As leveduras liberam enzimas especiais, aumentam o corpo, previnem a formação de cristais, consomem oxigênio e promovem uma atmosfera redutora. E essa atmosfera redutora é crítica para o envelhecimento, pois ajuda a manter a oxidação sob controle, bem como a diminuir e adiar o escurecimento. De todas as enzimas liberadas pelas leveduras, as mais prevalentes são as redutases e as enzimas hidrolíticas. Esses compostos têm várias funções, mas seu efeito no aroma é o mais notável. As enzimas hidrolíticas aumentam a taxa de liberação das moléculas aromáticas e as redutases ajudam a mitigar cheiros potencialmente desagradáveis. As leveduras também aumentam o corpo do vinho, liberando ácidos graxos e certas proteínas na solução.
De todas as mudanças com o tempo em garrafa, a aromática é a mais complexa. Uma das primeiras coisas que acontecem com o aroma de um vinho à medida que envelhece é a perda dos aromas primários. Eles são compostos principalmente de tióis (toranja, maracujá), ésteres (flores brancas, frutas vermelhas) e terpenos (lichia, rosa), muitos dos quais são bastante sujeitos à oxidação ou hidrólise – outra forma de degradação. Curiosamente, as pirazinas (pimentão, erva) são relativamente estáveis, mesmo ao longo das décadas.
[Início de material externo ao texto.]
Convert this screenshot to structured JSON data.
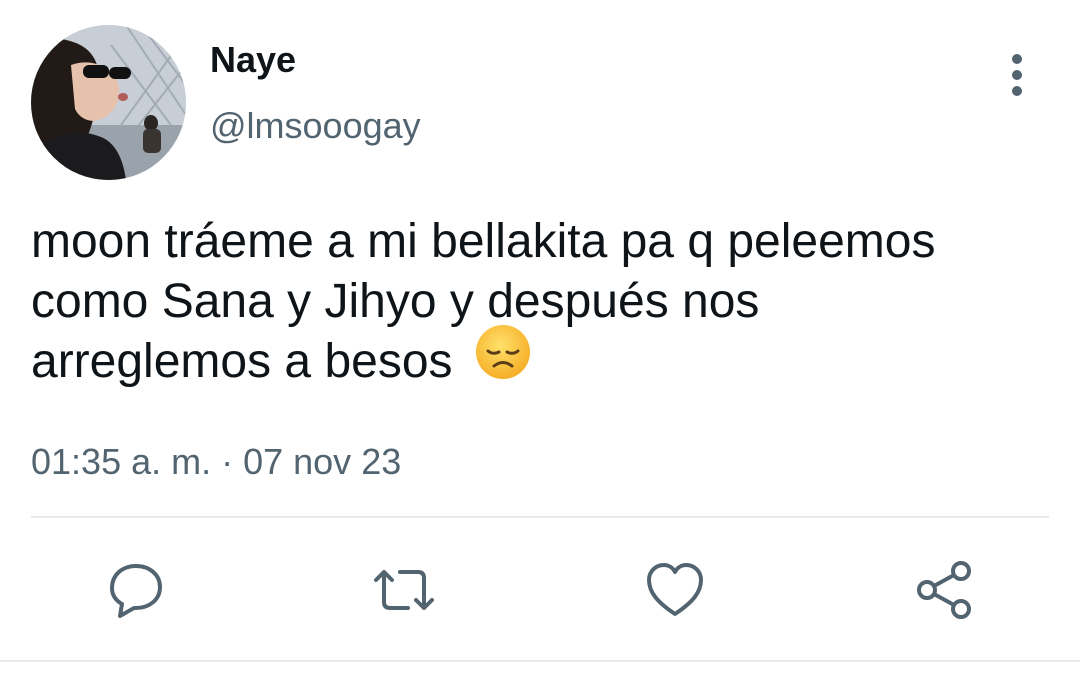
{
  "user": {
    "display_name": "Naye",
    "handle": "@lmsooogay",
    "avatar_icon": "user-avatar-photo"
  },
  "tweet": {
    "lines": [
      "moon tráeme a mi bellakita pa q peleemos",
      "como Sana y Jihyo y después nos",
      "arreglemos a besos"
    ],
    "emoji": "😞",
    "timestamp": "01:35 a. m. · 07 nov 23"
  },
  "actions": [
    {
      "name": "reply",
      "icon": "reply-icon"
    },
    {
      "name": "retweet",
      "icon": "retweet-icon"
    },
    {
      "name": "like",
      "icon": "heart-icon"
    },
    {
      "name": "share",
      "icon": "share-icon"
    }
  ],
  "colors": {
    "text": "#0f1419",
    "secondary": "#536471",
    "icon": "#536471",
    "divider": "#e6ebee",
    "emoji_face": "#fbc43a"
  }
}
Alguns dos aromas associados ao envelhecimento da garrafa nem sempre são resultado de novos compostos que foram sintetizados com o tempo. Muitas vezes, eles já estavam presentes, mas mascarados por aromas mais poderosos. Também é provável que a mudança de equilíbrio das moléculas de aroma ao longo do tempo afete nossa percepção da textura de um vinho – conforme pesquisa da universidade de Davis citada anteriormente. Sendo assim, as mudanças nas proporções de compostos aromáticos podem estar por trás da tão famosa “fase muda” de um vinho, em que ele parece não cheirar a nada. Ou seja, isso pode ser uma lacuna no período evolutivo.